Music programs all over the country often have so many performances that class time is not spent teaching musical concepts, but instead plowing through countless scores, hoping to get students performance-ready as quickly and painlessly as possible. In these situations, there is a constant need to demonstrate immediate competency in classrooms, fueled by our desire for instant success. As a result, our society has created an educational system that lauds short-term gains over long-term growth. Therefore, I believe that my methodical approach will help stem the tide of mediocre musical performances and help once again to reinforce the concepts of a solid, enduring education.
The most important reason I believe that we must be willing to "slow down" in our classrooms can be attributed to a bit of sage wisdom imparted to me by my father, a farmer and business owner in rural Iowa. In his words, if youre going to do something, do it right the first time. Students do not get a second chance at their elementary and secondary educations. We have one opportunity to make a difference that can last their entire lives. In essence, we must give them the tools to explore their musical world and the ability to engage musically in their adult lives, not just an opportunity for musical play. In this way, through individualized education and innovative teaching practices, my classroom has become known for quality rather than quantity.

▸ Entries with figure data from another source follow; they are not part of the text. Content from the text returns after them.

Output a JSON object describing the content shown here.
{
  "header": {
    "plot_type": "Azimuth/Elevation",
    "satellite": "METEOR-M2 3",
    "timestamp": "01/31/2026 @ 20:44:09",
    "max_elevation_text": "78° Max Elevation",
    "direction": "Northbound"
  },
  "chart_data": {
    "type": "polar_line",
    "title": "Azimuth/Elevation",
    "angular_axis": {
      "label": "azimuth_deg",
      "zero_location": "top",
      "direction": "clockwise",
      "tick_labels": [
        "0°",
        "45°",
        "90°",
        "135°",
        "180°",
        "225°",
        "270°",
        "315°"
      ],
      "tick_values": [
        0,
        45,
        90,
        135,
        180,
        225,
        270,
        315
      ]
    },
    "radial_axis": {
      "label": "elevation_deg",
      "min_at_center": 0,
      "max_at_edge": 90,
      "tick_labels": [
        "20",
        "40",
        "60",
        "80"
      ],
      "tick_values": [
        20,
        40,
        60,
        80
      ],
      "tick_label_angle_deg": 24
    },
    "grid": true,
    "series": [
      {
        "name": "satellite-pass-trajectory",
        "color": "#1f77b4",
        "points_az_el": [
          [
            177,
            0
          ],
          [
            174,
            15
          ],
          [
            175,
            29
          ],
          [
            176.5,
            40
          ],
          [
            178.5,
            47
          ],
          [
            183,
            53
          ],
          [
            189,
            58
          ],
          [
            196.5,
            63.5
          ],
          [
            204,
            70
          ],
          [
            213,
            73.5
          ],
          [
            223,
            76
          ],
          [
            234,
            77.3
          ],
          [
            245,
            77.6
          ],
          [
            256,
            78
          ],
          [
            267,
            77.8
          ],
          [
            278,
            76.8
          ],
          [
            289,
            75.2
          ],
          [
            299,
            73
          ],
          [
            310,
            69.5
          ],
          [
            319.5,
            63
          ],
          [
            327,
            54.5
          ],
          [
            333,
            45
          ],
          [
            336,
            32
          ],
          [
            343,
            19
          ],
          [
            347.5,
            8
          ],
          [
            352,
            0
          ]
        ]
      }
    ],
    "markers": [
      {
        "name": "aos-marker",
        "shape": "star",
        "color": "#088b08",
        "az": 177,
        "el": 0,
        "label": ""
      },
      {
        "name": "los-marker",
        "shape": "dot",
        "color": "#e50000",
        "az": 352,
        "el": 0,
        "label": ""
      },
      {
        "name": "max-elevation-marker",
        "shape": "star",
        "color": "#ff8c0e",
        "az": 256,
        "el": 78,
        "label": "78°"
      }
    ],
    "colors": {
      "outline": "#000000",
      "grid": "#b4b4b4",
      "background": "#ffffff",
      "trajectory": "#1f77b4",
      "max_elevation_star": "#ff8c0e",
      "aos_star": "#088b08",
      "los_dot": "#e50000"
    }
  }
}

My students learn quickly that I am making every effort to generate a great deal of energy in my classes. I want my students to know by sheer force of personality and exuberance how much I respect and admire my profession, the musical art, and each and every one of my students. Additionally I am a huge proponent of the teachable moment. I believe that big ticket lessons are possible to teach with just a few words. I pride myself on my ability to say a lot without saying much. The more simply and universally I can present information and lessons, the more memorable and impactful they will be.
In summary, my goal as a music educator is to provide students with energetic instruction, enriching musical experiences, and to encourage the appreciation, consumption and production of music now and well into their adulthood.